Imagem capa - Como é a vida de um fotógrafo de navio de cruzeiro por Arisa Doy Baldin Rouanet

Como é a vida de um fotógrafo de navio de cruzeiro


Tem muita gente que pergunta isso para a gente. Como é trabalhar a bordo de um navio: é legal, vale a pena, é muito puxado?

Bom…Vamos lá. Primeiro vou explicar como fui parar lá.

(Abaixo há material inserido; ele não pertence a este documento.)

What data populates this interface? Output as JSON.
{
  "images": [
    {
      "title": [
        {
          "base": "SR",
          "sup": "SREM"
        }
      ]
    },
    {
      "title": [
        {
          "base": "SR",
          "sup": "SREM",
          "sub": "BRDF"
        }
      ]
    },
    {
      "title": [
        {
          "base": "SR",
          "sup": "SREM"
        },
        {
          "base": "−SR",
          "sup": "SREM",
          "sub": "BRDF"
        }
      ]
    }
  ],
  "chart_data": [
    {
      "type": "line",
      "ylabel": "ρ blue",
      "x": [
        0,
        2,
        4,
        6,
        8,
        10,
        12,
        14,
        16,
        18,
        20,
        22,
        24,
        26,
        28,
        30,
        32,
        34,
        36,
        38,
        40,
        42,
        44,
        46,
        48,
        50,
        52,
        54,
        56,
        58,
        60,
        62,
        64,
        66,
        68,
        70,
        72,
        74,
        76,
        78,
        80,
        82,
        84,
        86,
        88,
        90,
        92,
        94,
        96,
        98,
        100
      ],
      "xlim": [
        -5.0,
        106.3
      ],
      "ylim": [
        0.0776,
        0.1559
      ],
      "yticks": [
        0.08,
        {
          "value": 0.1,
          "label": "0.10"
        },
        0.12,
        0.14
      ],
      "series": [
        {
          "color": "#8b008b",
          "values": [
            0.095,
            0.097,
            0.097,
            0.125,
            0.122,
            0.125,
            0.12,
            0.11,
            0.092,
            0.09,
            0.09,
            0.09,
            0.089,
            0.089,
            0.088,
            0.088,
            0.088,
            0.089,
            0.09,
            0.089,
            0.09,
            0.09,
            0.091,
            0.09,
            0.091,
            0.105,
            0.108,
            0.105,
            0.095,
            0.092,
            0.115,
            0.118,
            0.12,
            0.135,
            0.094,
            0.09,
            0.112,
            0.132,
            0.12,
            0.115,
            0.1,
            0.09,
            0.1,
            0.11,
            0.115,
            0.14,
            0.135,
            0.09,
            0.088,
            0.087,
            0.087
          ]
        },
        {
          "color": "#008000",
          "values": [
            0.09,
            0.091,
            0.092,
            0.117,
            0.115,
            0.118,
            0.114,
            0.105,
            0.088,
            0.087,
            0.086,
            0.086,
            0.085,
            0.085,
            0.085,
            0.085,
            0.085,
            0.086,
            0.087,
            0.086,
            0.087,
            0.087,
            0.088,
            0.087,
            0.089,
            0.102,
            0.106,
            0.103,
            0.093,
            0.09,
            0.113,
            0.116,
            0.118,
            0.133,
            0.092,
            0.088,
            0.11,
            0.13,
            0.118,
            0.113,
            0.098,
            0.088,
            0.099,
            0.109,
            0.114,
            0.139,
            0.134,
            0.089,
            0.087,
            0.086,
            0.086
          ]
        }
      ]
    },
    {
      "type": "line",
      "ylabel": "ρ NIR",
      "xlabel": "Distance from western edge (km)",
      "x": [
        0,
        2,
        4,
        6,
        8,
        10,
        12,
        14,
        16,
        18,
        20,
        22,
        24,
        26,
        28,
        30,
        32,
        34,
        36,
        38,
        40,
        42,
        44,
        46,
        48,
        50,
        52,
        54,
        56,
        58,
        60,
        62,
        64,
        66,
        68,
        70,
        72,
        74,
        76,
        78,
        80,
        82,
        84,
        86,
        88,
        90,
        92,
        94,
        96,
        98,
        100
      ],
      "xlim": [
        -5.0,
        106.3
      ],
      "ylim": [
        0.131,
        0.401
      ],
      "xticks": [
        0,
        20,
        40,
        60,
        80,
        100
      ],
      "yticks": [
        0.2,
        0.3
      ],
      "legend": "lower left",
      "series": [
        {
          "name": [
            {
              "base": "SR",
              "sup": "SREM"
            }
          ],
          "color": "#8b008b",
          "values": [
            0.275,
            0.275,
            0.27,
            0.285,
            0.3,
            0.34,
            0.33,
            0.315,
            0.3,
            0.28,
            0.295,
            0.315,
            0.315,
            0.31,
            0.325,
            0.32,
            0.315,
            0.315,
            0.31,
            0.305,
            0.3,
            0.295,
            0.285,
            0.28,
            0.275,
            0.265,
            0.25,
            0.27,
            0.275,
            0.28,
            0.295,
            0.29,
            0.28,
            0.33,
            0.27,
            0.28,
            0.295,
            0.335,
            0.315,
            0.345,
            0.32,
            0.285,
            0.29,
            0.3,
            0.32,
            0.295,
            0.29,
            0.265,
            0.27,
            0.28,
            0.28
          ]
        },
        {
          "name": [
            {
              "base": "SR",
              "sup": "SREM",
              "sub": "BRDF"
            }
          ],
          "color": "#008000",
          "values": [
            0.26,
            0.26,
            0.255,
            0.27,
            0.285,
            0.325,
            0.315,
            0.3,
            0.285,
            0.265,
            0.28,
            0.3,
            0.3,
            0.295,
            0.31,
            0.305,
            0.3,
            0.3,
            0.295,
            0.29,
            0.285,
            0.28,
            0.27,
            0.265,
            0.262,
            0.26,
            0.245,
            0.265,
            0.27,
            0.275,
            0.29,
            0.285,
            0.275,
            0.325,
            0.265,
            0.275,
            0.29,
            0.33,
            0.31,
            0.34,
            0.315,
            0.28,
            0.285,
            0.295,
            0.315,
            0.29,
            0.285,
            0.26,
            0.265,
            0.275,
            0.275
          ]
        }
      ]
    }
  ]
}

Depois de me formar em Artes Visuais pela PUC Campinas, tinha me sobrado uma bagagem riquíssima de conhecimentos e nenhum dinheiro no bolso. Passei por vários trabalhos que me ensinaram muito. Até que no meio de 2012 me apareceu a oportunidade de trabalhar a bordo de navio.

Pagamento em dólar e oportunidade de viajar o mundo “why not?”.


Aqui vale explicar uma coisa para quem quer embarcar nesse vida: o processo seletivo funciona através de agências brasileiras e elas vão te encaminhar para a Companhia de Cruzeiro. Hoje em dia existem diversas como, por exemplo, a Portside, a Infinity Brazil e por aí vai. Salvo algumas funções a bordo a maioria é via agência.

Depois de passar pelo processo seletivo deles, teste em inglês, começa a parte da burocracia. É necessário fazer um curso de sobrevivência no mar entre outras coisas de documentação. Vai demandar tempo e um pouco de dinheiro sim.


Sobre trabalhar no mar:

Ou você adora ou odeia, difícil achar um meio termo. Em média são 12 horas de trabalho por dia. No caso de nós, fotógrafos, vai depender muito de itinerário, passageiros e chefes. Sim, os chefes podem fazer sua vida tranquila ou um inferno. A boa notícia é que depois de um mês o corpo acostuma e a mente também. Chefes vêm e vão, uma vez que trabalhamos por contratos de 6 a 8 meses, pessoas vem e vão. E antes de tudo: trabalhe bem e tudo ficará bem. O navio é um espaço muito bacana para quem quer fazer carreira. Eles possuem ótimos planos para quem quer ser promovido para diversos tipos de cargo.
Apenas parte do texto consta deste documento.